In this respect, the current situation in the United States is frighteningly reminiscent of that in Germany in the years before the Nazi power grab, when Nazis and Sozis – Social Democrats and Communists – were absolutely irreconcilable and literally fought each other to the death.
In America, according to a new study by the Pew Research Center, polarization has also led to a division of America by skin color. According to the study, 81% of Republican voters are white, compared to only 59% of Democratic voters. If African Americans have the choice between Joe Biden and Donald Trump, almost 90% will vote for the Democratic presidential candidate.
Contemporary scholars of fascism warn against calling Trump a true fascist. In Foreign Policy, historian Eliah Bures writes: „We are not the 30’s today.“ But there is one aspect of our time that resembles the interwar years. It is still true, as Orwell argued at the time, „that the current political chaos is related to the decay of language and that you can probably bring about some improvement by starting at the verbal end“. Then, as now, open societies are best defended by a willingness to think and speak clearly – not hyperbolically and manipulatively – about the challenges they face.
However, the erosion of democratic culture during Trump’s presidency must sound an alarm. It is accompanied by the constant bending of norms and relentless attacks on those who show no absolute loyalty to him, from political rivals to the free press.
Many commentators warn of the decline of political liberalism in Western democracies, citing examples from Poland to Hungary, from AfD to Marie le Pen’s Rassemblement National, from Brazil’s Jair Bolsonaro to India’s Narendra Modi.

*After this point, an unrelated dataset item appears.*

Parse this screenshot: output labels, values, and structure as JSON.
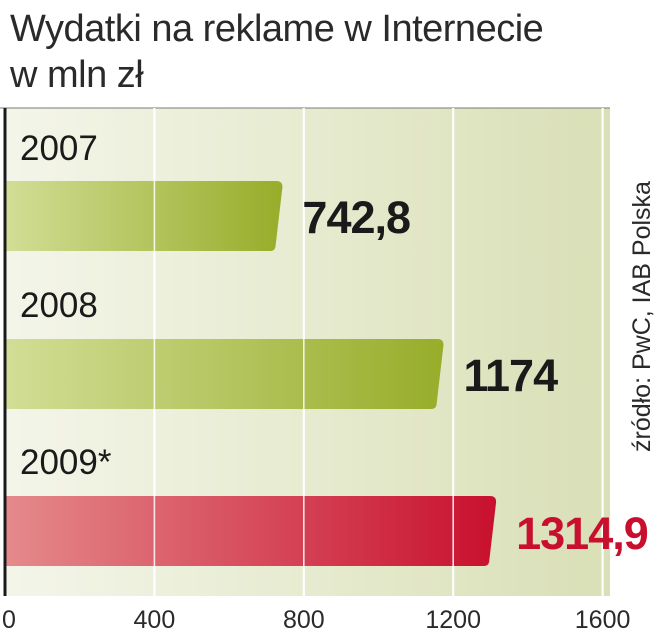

The typical Trump followers count themselves among the anti-liberals, of course. „Anti-liberals experience modernity as an ongoing political and spiritual crisis,“ writes Bures. But this threatens to cross the narrow line between conservatism and fascism. Although they are instinctively conservative in many respects, anti-liberals believed that decay has progressed to the point where there is little left to preserve, so that a reactionary return or radical regeneration (or a mixture of both) is required. Under this big anti-liberal tent, there is plenty of room for Steve Bannon and Putin, Hitler and Francisco Franco, Augusto Pinochet, Pat Buchanan and even Donald Trump.
Anti-liberals not only question economic freedom, but also the value of pluralist democracy itself. They argue that the core liberal ideals of tolerance and equality are in fact an insidious form of tyranny that destroys communities and kills the human spirit.

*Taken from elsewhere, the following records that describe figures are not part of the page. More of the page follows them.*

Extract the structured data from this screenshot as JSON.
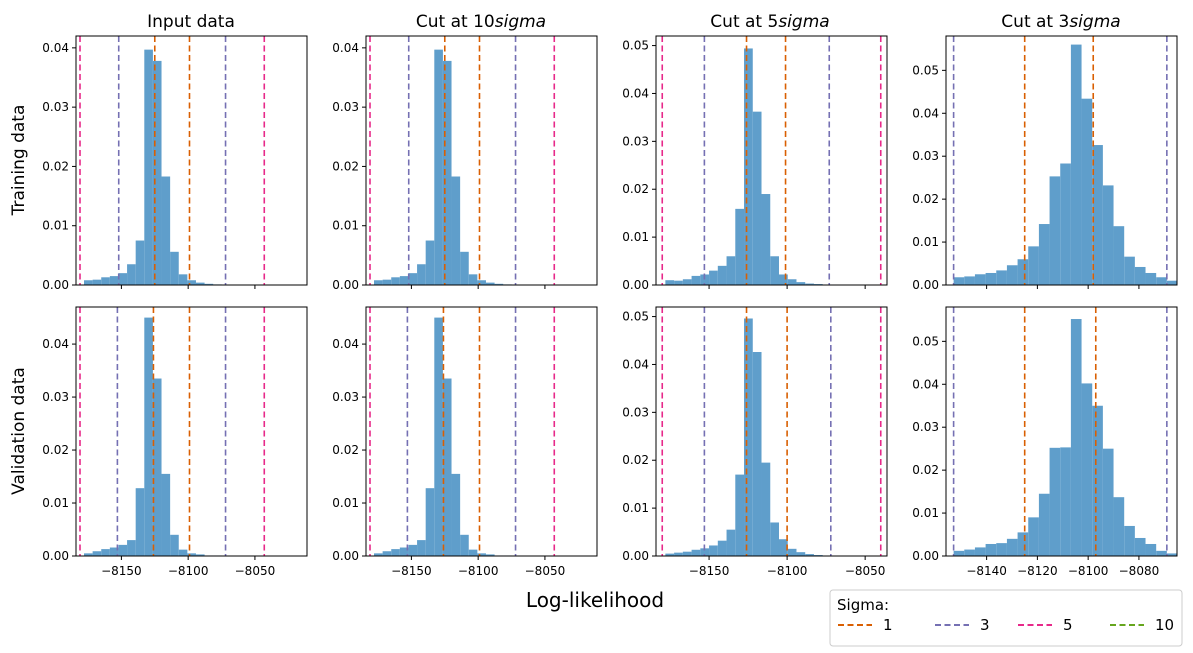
{
  "figure": {
    "column_titles": [
      "Input data",
      "Cut at 10",
      "Cut at 5",
      "Cut at 3"
    ],
    "column_title_suffix": "sigma",
    "row_labels": [
      "Training data",
      "Validation data"
    ],
    "xlabel": "Log-likelihood",
    "legend": {
      "title": "Sigma:",
      "entries": [
        {
          "label": "1",
          "color": "#d95f02"
        },
        {
          "label": "3",
          "color": "#7570b3"
        },
        {
          "label": "5",
          "color": "#e7298a"
        },
        {
          "label": "10",
          "color": "#66a61e"
        }
      ]
    },
    "bar_color": "#5f9ecb"
  },
  "chart_data": [
    {
      "type": "bar",
      "panel": "training-input",
      "row": 0,
      "col": 0,
      "title": "Input data",
      "ylabel": "Training data",
      "xlabel": "",
      "xlim": [
        -8184,
        -8011
      ],
      "ylim": [
        0,
        0.042
      ],
      "bin_width": 6.45,
      "first_bin": -8178,
      "values": [
        0.0008,
        0.0009,
        0.0013,
        0.0015,
        0.002,
        0.0035,
        0.0075,
        0.0397,
        0.0378,
        0.0183,
        0.0056,
        0.0018,
        0.0008,
        0.0004,
        0.0002,
        0.0001
      ],
      "sigma_lines": [
        {
          "sigma": 1,
          "x": [
            -8125,
            -8099
          ]
        },
        {
          "sigma": 3,
          "x": [
            -8152,
            -8072
          ]
        },
        {
          "sigma": 5,
          "x": [
            -8181,
            -8043
          ]
        }
      ],
      "xticks": [],
      "yticks": [
        0.0,
        0.01,
        0.02,
        0.03,
        0.04
      ],
      "ytick_labels": [
        "0.00",
        "0.01",
        "0.02",
        "0.03",
        "0.04"
      ]
    },
    {
      "type": "bar",
      "panel": "training-cut10",
      "row": 0,
      "col": 1,
      "title": "Cut at 10sigma",
      "xlabel": "",
      "xlim": [
        -8184,
        -8011
      ],
      "ylim": [
        0,
        0.042
      ],
      "bin_width": 6.45,
      "first_bin": -8178,
      "values": [
        0.0008,
        0.0009,
        0.0013,
        0.0015,
        0.002,
        0.0035,
        0.0075,
        0.0397,
        0.0378,
        0.0183,
        0.0056,
        0.0018,
        0.0008,
        0.0004,
        0.0002,
        0.0001
      ],
      "sigma_lines": [
        {
          "sigma": 1,
          "x": [
            -8125,
            -8099
          ]
        },
        {
          "sigma": 3,
          "x": [
            -8152,
            -8072
          ]
        },
        {
          "sigma": 5,
          "x": [
            -8181,
            -8043
          ]
        }
      ],
      "xticks": [],
      "yticks": [
        0.0,
        0.01,
        0.02,
        0.03,
        0.04
      ],
      "ytick_labels": [
        "0.00",
        "0.01",
        "0.02",
        "0.03",
        "0.04"
      ]
    },
    {
      "type": "bar",
      "panel": "training-cut5",
      "row": 0,
      "col": 2,
      "title": "Cut at 5sigma",
      "xlabel": "",
      "xlim": [
        -8184,
        -8036
      ],
      "ylim": [
        0,
        0.052
      ],
      "bin_width": 5.6,
      "first_bin": -8178,
      "values": [
        0.001,
        0.0009,
        0.0012,
        0.0019,
        0.0022,
        0.003,
        0.004,
        0.006,
        0.0159,
        0.0494,
        0.0362,
        0.019,
        0.006,
        0.0022,
        0.0012,
        0.0006,
        0.0003,
        0.0002,
        0.0001
      ],
      "sigma_lines": [
        {
          "sigma": 1,
          "x": [
            -8126,
            -8101
          ]
        },
        {
          "sigma": 3,
          "x": [
            -8153,
            -8073
          ]
        },
        {
          "sigma": 5,
          "x": [
            -8180,
            -8040
          ]
        }
      ],
      "xticks": [],
      "yticks": [
        0.0,
        0.01,
        0.02,
        0.03,
        0.04,
        0.05
      ],
      "ytick_labels": [
        "0.00",
        "0.01",
        "0.02",
        "0.03",
        "0.04",
        "0.05"
      ]
    },
    {
      "type": "bar",
      "panel": "training-cut3",
      "row": 0,
      "col": 3,
      "title": "Cut at 3sigma",
      "xlabel": "",
      "xlim": [
        -8156,
        -8065
      ],
      "ylim": [
        0,
        0.058
      ],
      "bin_width": 4.2,
      "first_bin": -8153,
      "values": [
        0.0018,
        0.002,
        0.0025,
        0.0028,
        0.0034,
        0.0046,
        0.006,
        0.009,
        0.0142,
        0.0253,
        0.0283,
        0.056,
        0.0434,
        0.0326,
        0.0232,
        0.0137,
        0.0066,
        0.0042,
        0.0028,
        0.0018,
        0.001
      ],
      "sigma_lines": [
        {
          "sigma": 1,
          "x": [
            -8125,
            -8098
          ]
        },
        {
          "sigma": 3,
          "x": [
            -8153,
            -8069
          ]
        }
      ],
      "xticks": [],
      "yticks": [
        0.0,
        0.01,
        0.02,
        0.03,
        0.04,
        0.05
      ],
      "ytick_labels": [
        "0.00",
        "0.01",
        "0.02",
        "0.03",
        "0.04",
        "0.05"
      ]
    },
    {
      "type": "bar",
      "panel": "validation-input",
      "row": 1,
      "col": 0,
      "ylabel": "Validation data",
      "xlabel": "",
      "xlim": [
        -8184,
        -8011
      ],
      "ylim": [
        0,
        0.047
      ],
      "bin_width": 6.45,
      "first_bin": -8178,
      "values": [
        0.0005,
        0.0009,
        0.0013,
        0.0016,
        0.0021,
        0.003,
        0.0128,
        0.045,
        0.0335,
        0.0155,
        0.004,
        0.0012,
        0.0005,
        0.0003,
        0.0001,
        0.0001
      ],
      "sigma_lines": [
        {
          "sigma": 1,
          "x": [
            -8126,
            -8099
          ]
        },
        {
          "sigma": 3,
          "x": [
            -8153,
            -8072
          ]
        },
        {
          "sigma": 5,
          "x": [
            -8181,
            -8043
          ]
        }
      ],
      "xticks": [
        -8150,
        -8100,
        -8050
      ],
      "xtick_labels": [
        "−8150",
        "−8100",
        "−8050"
      ],
      "yticks": [
        0.0,
        0.01,
        0.02,
        0.03,
        0.04
      ],
      "ytick_labels": [
        "0.00",
        "0.01",
        "0.02",
        "0.03",
        "0.04"
      ]
    },
    {
      "type": "bar",
      "panel": "validation-cut10",
      "row": 1,
      "col": 1,
      "xlabel": "",
      "xlim": [
        -8184,
        -8011
      ],
      "ylim": [
        0,
        0.047
      ],
      "bin_width": 6.45,
      "first_bin": -8178,
      "values": [
        0.0005,
        0.0009,
        0.0013,
        0.0016,
        0.0021,
        0.003,
        0.0128,
        0.045,
        0.0335,
        0.0155,
        0.004,
        0.0012,
        0.0005,
        0.0003,
        0.0001,
        0.0001
      ],
      "sigma_lines": [
        {
          "sigma": 1,
          "x": [
            -8126,
            -8099
          ]
        },
        {
          "sigma": 3,
          "x": [
            -8153,
            -8072
          ]
        },
        {
          "sigma": 5,
          "x": [
            -8181,
            -8043
          ]
        }
      ],
      "xticks": [
        -8150,
        -8100,
        -8050
      ],
      "xtick_labels": [
        "−8150",
        "−8100",
        "−8050"
      ],
      "yticks": [
        0.0,
        0.01,
        0.02,
        0.03,
        0.04
      ],
      "ytick_labels": [
        "0.00",
        "0.01",
        "0.02",
        "0.03",
        "0.04"
      ]
    },
    {
      "type": "bar",
      "panel": "validation-cut5",
      "row": 1,
      "col": 2,
      "xlabel": "",
      "xlim": [
        -8184,
        -8036
      ],
      "ylim": [
        0,
        0.052
      ],
      "bin_width": 5.6,
      "first_bin": -8178,
      "values": [
        0.0005,
        0.0007,
        0.0009,
        0.0013,
        0.0016,
        0.0022,
        0.0032,
        0.0055,
        0.017,
        0.0496,
        0.0426,
        0.0195,
        0.007,
        0.0035,
        0.0015,
        0.0008,
        0.0004,
        0.0002,
        0.0001
      ],
      "sigma_lines": [
        {
          "sigma": 1,
          "x": [
            -8126,
            -8100
          ]
        },
        {
          "sigma": 3,
          "x": [
            -8153,
            -8072
          ]
        },
        {
          "sigma": 5,
          "x": [
            -8180,
            -8040
          ]
        }
      ],
      "xticks": [
        -8150,
        -8100,
        -8050
      ],
      "xtick_labels": [
        "−8150",
        "−8100",
        "−8050"
      ],
      "yticks": [
        0.0,
        0.01,
        0.02,
        0.03,
        0.04,
        0.05
      ],
      "ytick_labels": [
        "0.00",
        "0.01",
        "0.02",
        "0.03",
        "0.04",
        "0.05"
      ]
    },
    {
      "type": "bar",
      "panel": "validation-cut3",
      "row": 1,
      "col": 3,
      "xlabel": "",
      "xlim": [
        -8156,
        -8065
      ],
      "ylim": [
        0,
        0.058
      ],
      "bin_width": 4.2,
      "first_bin": -8153,
      "values": [
        0.0012,
        0.0015,
        0.002,
        0.0028,
        0.003,
        0.004,
        0.0055,
        0.009,
        0.0145,
        0.0252,
        0.0253,
        0.0552,
        0.0402,
        0.035,
        0.025,
        0.0137,
        0.007,
        0.0042,
        0.0028,
        0.0012,
        0.0006
      ],
      "sigma_lines": [
        {
          "sigma": 1,
          "x": [
            -8125,
            -8097
          ]
        },
        {
          "sigma": 3,
          "x": [
            -8153,
            -8069
          ]
        }
      ],
      "xticks": [
        -8140,
        -8120,
        -8100,
        -8080
      ],
      "xtick_labels": [
        "−8140",
        "−8120",
        "−8100",
        "−8080"
      ],
      "yticks": [
        0.0,
        0.01,
        0.02,
        0.03,
        0.04,
        0.05
      ],
      "ytick_labels": [
        "0.00",
        "0.01",
        "0.02",
        "0.03",
        "0.04",
        "0.05"
      ]
    }
  ]
}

In his short essay Eternal Fascism written as early as 1995, Umberto Eco described briefly and precisely 14 characteristics that make up „eternal fascism“. These include irrationalism, action for action’s sake, hostility to criticism, fear of diversity, appeals to an angry and humiliated middle class, xenophobia and nationalism, demonization of the enemy, a view of life as a constant struggle, contempt for the weak, a cult of heroism, machismo and misogyny, an anti-parliamentary populism that thinks individual citizens only exist to praise and applause the leader; and a Newspeak-like impoverishment of language that prohibits complex thinking. Other characteristics of a fascist society include militarism, an anti-establishment animus, disregard for human rights and civil liberties and the longing for salvation by a charismatic strong man.
When Eco wrote this, Donald Trump was still a moderately successful real estate agent who had just gone bankrupt with his Atlantic City casinos. He might as well have written it today. If Trump is not stopped in November, the F-word could soon be a fitting description for the United States of America as a whole.